En la cabeza de las personas, aumenta la credibilidad de aquellos que hacen políticas “humanitarias”, asistencialistas, en lugar de los gobiernos, que deberían generalizar derechos.  Se sustituye la acción de los gobiernos, que deberían llegar a todos, especialmente a los más desvalidos, por la acción puntual de empresas y fundaciones privadas, que escogen lo que van a hacer, conforme a sus criterios y necesidades.

Paralelamente a estos dos movimientos, las alocuciones presidenciales – pero también las de los candidatos durante las campañas electorales – apelan a los vocabularios familiares, con planos de los rostros de los gobernantes o candidatos en la mayor intimidad.  Una falsa intimidad, porque es montada y porque intentan hacer creer que esa proximidad facial representaría la proximidad con su ser social, con lo que representan sus ideas.  La fascinación es recogida por la aproximación y no por la distancia, por la banalización y no por la apología de su trascendencia. Aumenta el peso de los elementos no verbales del mensaje,  fríamente calculados: hablar a la cámara o no, cambiar de cámara en algún momento de la alocución, definir el color de la ropa, el tipo de corbata, de luz, de música introductoria, de escenario de fondo, de expresiones del rostro.
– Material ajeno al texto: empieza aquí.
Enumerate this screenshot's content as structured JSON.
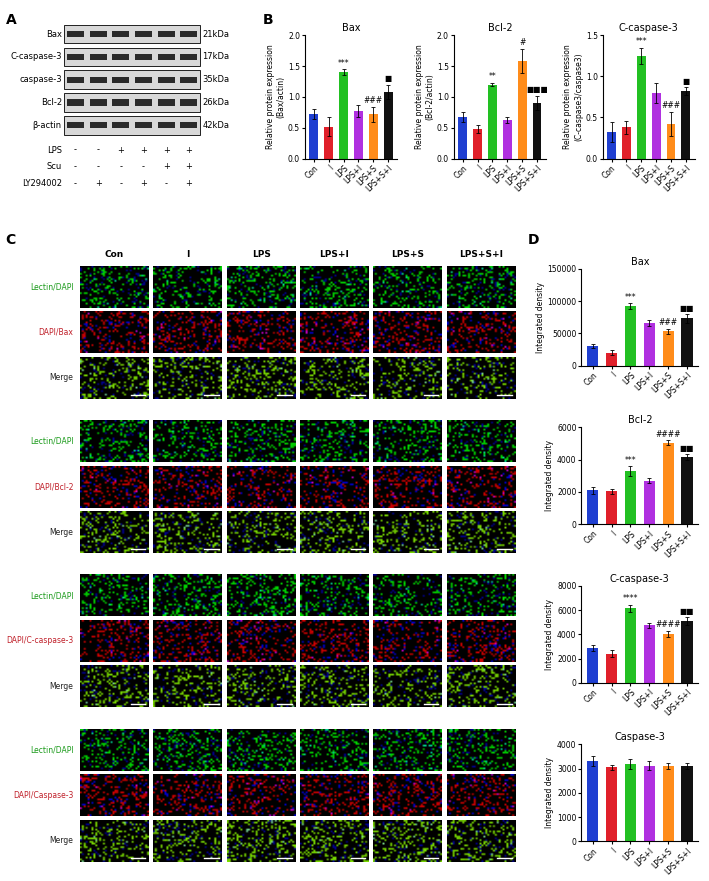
{
  "blot": {
    "panel": "A",
    "proteins": [
      {
        "name": "Bax",
        "kda": "21kDa"
      },
      {
        "name": "C-caspase-3",
        "kda": "17kDa"
      },
      {
        "name": "caspase-3",
        "kda": "35kDa"
      },
      {
        "name": "Bcl-2",
        "kda": "26kDa"
      },
      {
        "name": "β-actin",
        "kda": "42kDa"
      }
    ],
    "treatments": [
      {
        "name": "LPS",
        "marks": [
          "-",
          "-",
          "+",
          "+",
          "+",
          "+"
        ]
      },
      {
        "name": "Scu",
        "marks": [
          "-",
          "-",
          "-",
          "-",
          "+",
          "+"
        ]
      },
      {
        "name": "LY294002",
        "marks": [
          "-",
          "+",
          "-",
          "+",
          "-",
          "+"
        ]
      }
    ]
  },
  "microscopy": {
    "panel": "C",
    "columns": [
      "Con",
      "I",
      "LPS",
      "LPS+I",
      "LPS+S",
      "LPS+S+I"
    ],
    "groups": [
      [
        "Lectin/DAPI",
        "DAPI/Bax",
        "Merge"
      ],
      [
        "Lectin/DAPI",
        "DAPI/Bcl-2",
        "Merge"
      ],
      [
        "Lectin/DAPI",
        "DAPI/C-caspase-3",
        "Merge"
      ],
      [
        "Lectin/DAPI",
        "DAPI/Caspase-3",
        "Merge"
      ]
    ]
  },
  "chart_data": [
    {
      "type": "bar",
      "panel": "B",
      "title": "Bax",
      "ylabel": "Relative protein expression\n(Bax/actin)",
      "categories": [
        "Con",
        "I",
        "LPS",
        "LPS+I",
        "LPS+S",
        "LPS+S+I"
      ],
      "values": [
        0.72,
        0.52,
        1.4,
        0.77,
        0.72,
        1.08
      ],
      "errors": [
        0.08,
        0.15,
        0.05,
        0.1,
        0.12,
        0.12
      ],
      "colors": [
        "#1f3fd1",
        "#e0202a",
        "#22c022",
        "#b030e0",
        "#ff8c1a",
        "#111111"
      ],
      "ylim": [
        0,
        2.0
      ],
      "yticks": [
        {
          "value": 0,
          "label": "0.0"
        },
        {
          "value": 0.5,
          "label": "0.5"
        },
        {
          "value": 1.0,
          "label": "1.0"
        },
        {
          "value": 1.5,
          "label": "1.5"
        },
        {
          "value": 2.0,
          "label": "2.0"
        }
      ],
      "annotations": [
        {
          "category": "LPS",
          "text": "***"
        },
        {
          "category": "LPS+S",
          "text": "###"
        },
        {
          "category": "LPS+S+I",
          "text": "■"
        }
      ]
    },
    {
      "type": "bar",
      "panel": "B",
      "title": "Bcl-2",
      "ylabel": "Relative protein expression\n(Bcl-2/actin)",
      "categories": [
        "Con",
        "I",
        "LPS",
        "LPS+I",
        "LPS+S",
        "LPS+S+I"
      ],
      "values": [
        0.68,
        0.48,
        1.2,
        0.62,
        1.58,
        0.9
      ],
      "errors": [
        0.08,
        0.06,
        0.03,
        0.05,
        0.2,
        0.12
      ],
      "colors": [
        "#1f3fd1",
        "#e0202a",
        "#22c022",
        "#b030e0",
        "#ff8c1a",
        "#111111"
      ],
      "ylim": [
        0,
        2.0
      ],
      "yticks": [
        {
          "value": 0,
          "label": "0.0"
        },
        {
          "value": 0.5,
          "label": "0.5"
        },
        {
          "value": 1.0,
          "label": "1.0"
        },
        {
          "value": 1.5,
          "label": "1.5"
        },
        {
          "value": 2.0,
          "label": "2.0"
        }
      ],
      "annotations": [
        {
          "category": "LPS",
          "text": "**"
        },
        {
          "category": "LPS+S",
          "text": "#"
        },
        {
          "category": "LPS+S+I",
          "text": "■■■"
        }
      ]
    },
    {
      "type": "bar",
      "panel": "B",
      "title": "C-caspase-3",
      "ylabel": "Relative protein expression\n(C-caspase3/caspase3)",
      "categories": [
        "Con",
        "I",
        "LPS",
        "LPS+I",
        "LPS+S",
        "LPS+S+I"
      ],
      "values": [
        0.32,
        0.38,
        1.25,
        0.8,
        0.42,
        0.82
      ],
      "errors": [
        0.12,
        0.08,
        0.1,
        0.12,
        0.15,
        0.05
      ],
      "colors": [
        "#1f3fd1",
        "#e0202a",
        "#22c022",
        "#b030e0",
        "#ff8c1a",
        "#111111"
      ],
      "ylim": [
        0,
        1.5
      ],
      "yticks": [
        {
          "value": 0,
          "label": "0.0"
        },
        {
          "value": 0.5,
          "label": "0.5"
        },
        {
          "value": 1.0,
          "label": "1.0"
        },
        {
          "value": 1.5,
          "label": "1.5"
        }
      ],
      "annotations": [
        {
          "category": "LPS",
          "text": "***"
        },
        {
          "category": "LPS+S",
          "text": "###"
        },
        {
          "category": "LPS+S+I",
          "text": "■"
        }
      ]
    },
    {
      "type": "bar",
      "panel": "D",
      "title": "Bax",
      "ylabel": "Integrated density",
      "categories": [
        "Con",
        "I",
        "LPS",
        "LPS+I",
        "LPS+S",
        "LPS+S+I"
      ],
      "values": [
        31000,
        20000,
        92000,
        66000,
        53000,
        73000
      ],
      "errors": [
        3000,
        3500,
        5000,
        5000,
        4000,
        7000
      ],
      "colors": [
        "#1f3fd1",
        "#e0202a",
        "#22c022",
        "#b030e0",
        "#ff8c1a",
        "#111111"
      ],
      "ylim": [
        0,
        150000
      ],
      "yticks": [
        0,
        50000,
        100000,
        150000
      ],
      "annotations": [
        {
          "category": "LPS",
          "text": "***"
        },
        {
          "category": "LPS+S",
          "text": "###"
        },
        {
          "category": "LPS+S+I",
          "text": "■■"
        }
      ]
    },
    {
      "type": "bar",
      "panel": "D",
      "title": "Bcl-2",
      "ylabel": "Integrated density",
      "categories": [
        "Con",
        "I",
        "LPS",
        "LPS+I",
        "LPS+S",
        "LPS+S+I"
      ],
      "values": [
        2100,
        2050,
        3300,
        2700,
        5050,
        4150
      ],
      "errors": [
        200,
        150,
        300,
        150,
        150,
        200
      ],
      "colors": [
        "#1f3fd1",
        "#e0202a",
        "#22c022",
        "#b030e0",
        "#ff8c1a",
        "#111111"
      ],
      "ylim": [
        0,
        6000
      ],
      "yticks": [
        0,
        2000,
        4000,
        6000
      ],
      "annotations": [
        {
          "category": "LPS",
          "text": "***"
        },
        {
          "category": "LPS+S",
          "text": "####"
        },
        {
          "category": "LPS+S+I",
          "text": "■■"
        }
      ]
    },
    {
      "type": "bar",
      "panel": "D",
      "title": "C-caspase-3",
      "ylabel": "Integrated density",
      "categories": [
        "Con",
        "I",
        "LPS",
        "LPS+I",
        "LPS+S",
        "LPS+S+I"
      ],
      "values": [
        2900,
        2400,
        6150,
        4750,
        4050,
        5100
      ],
      "errors": [
        250,
        300,
        300,
        200,
        250,
        300
      ],
      "colors": [
        "#1f3fd1",
        "#e0202a",
        "#22c022",
        "#b030e0",
        "#ff8c1a",
        "#111111"
      ],
      "ylim": [
        0,
        8000
      ],
      "yticks": [
        0,
        2000,
        4000,
        6000,
        8000
      ],
      "annotations": [
        {
          "category": "LPS",
          "text": "****"
        },
        {
          "category": "LPS+S",
          "text": "####"
        },
        {
          "category": "LPS+S+I",
          "text": "■■"
        }
      ]
    },
    {
      "type": "bar",
      "panel": "D",
      "title": "Caspase-3",
      "ylabel": "Integrated density",
      "categories": [
        "Con",
        "I",
        "LPS",
        "LPS+I",
        "LPS+S",
        "LPS+S+I"
      ],
      "values": [
        3320,
        3060,
        3200,
        3130,
        3100,
        3100
      ],
      "errors": [
        200,
        100,
        200,
        200,
        120,
        120
      ],
      "colors": [
        "#1f3fd1",
        "#e0202a",
        "#22c022",
        "#b030e0",
        "#ff8c1a",
        "#111111"
      ],
      "ylim": [
        0,
        4000
      ],
      "yticks": [
        0,
        1000,
        2000,
        3000,
        4000
      ],
      "annotations": []
    }
  ]
}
La televisión desacraliza la imagen, de la misma forma que la prensa escrita había desacralizado la palabra.  En el reino de la imagen, hasta el periódico tiene más que ver con la televisión – en la que la gente mira y apenas lee los títulos-, que con los libros.  Hojeamos las páginas como si estuviésemos cambiando de canal con el control remoto.

El propio sentido de la palabra “público” fue pasando de su sentido vinculado a “pueblo” y a “ciudadanía”, a la de espectadores.  Paralelamente a la pérdida de la acción como ciudadanos, las personas pasan a tener como su principal forma de utilización del tiempo libre -después del sueño -, al consumo audiovisual.

El certificado de estadista no es dado por la capacidad de decisión del gobernante, sino por el test televisivo.  En la política mediatizada, la legitimidad está dada por el desempeño en los mass media, como si esa fuera la prueba definitiva de la cualificación de un candidato.  En ese sentido, es la TV la que hace el Estado y no al contrario.  Se compra, o mejor, se vende un gobierno, es decir, su imagen.  La notoriedad mediática, sin embargo, no es irreversible, ella puede ser revertida, pero siempre pasando por la imagen.

Una reforma ministerial del gobierno termina siendo algo así como un cambio de programación. Hasta la escuela se vuelve un servicio anexo a la televisión.  Al blanco y negro de la educación, se contrapone el multicolor de la televisión.  Si el Estado clásico tenía al teatro como matriz, el Estado de la era mediática es amoldado por la televisión.  El Estado transforma los media en religión.  El Estado no tiene una política de la imagen, es la imagen que tiene una política de Estado.  El arte de la política consiste en traducir una política en programa, en imagen televisiva.

Emir Sader
es profesor de la Universidad de São Paulo (USP) y de la Universidad del Estado de Río de Janeiro (Uerj).  Integrante del Consejo de ALAI.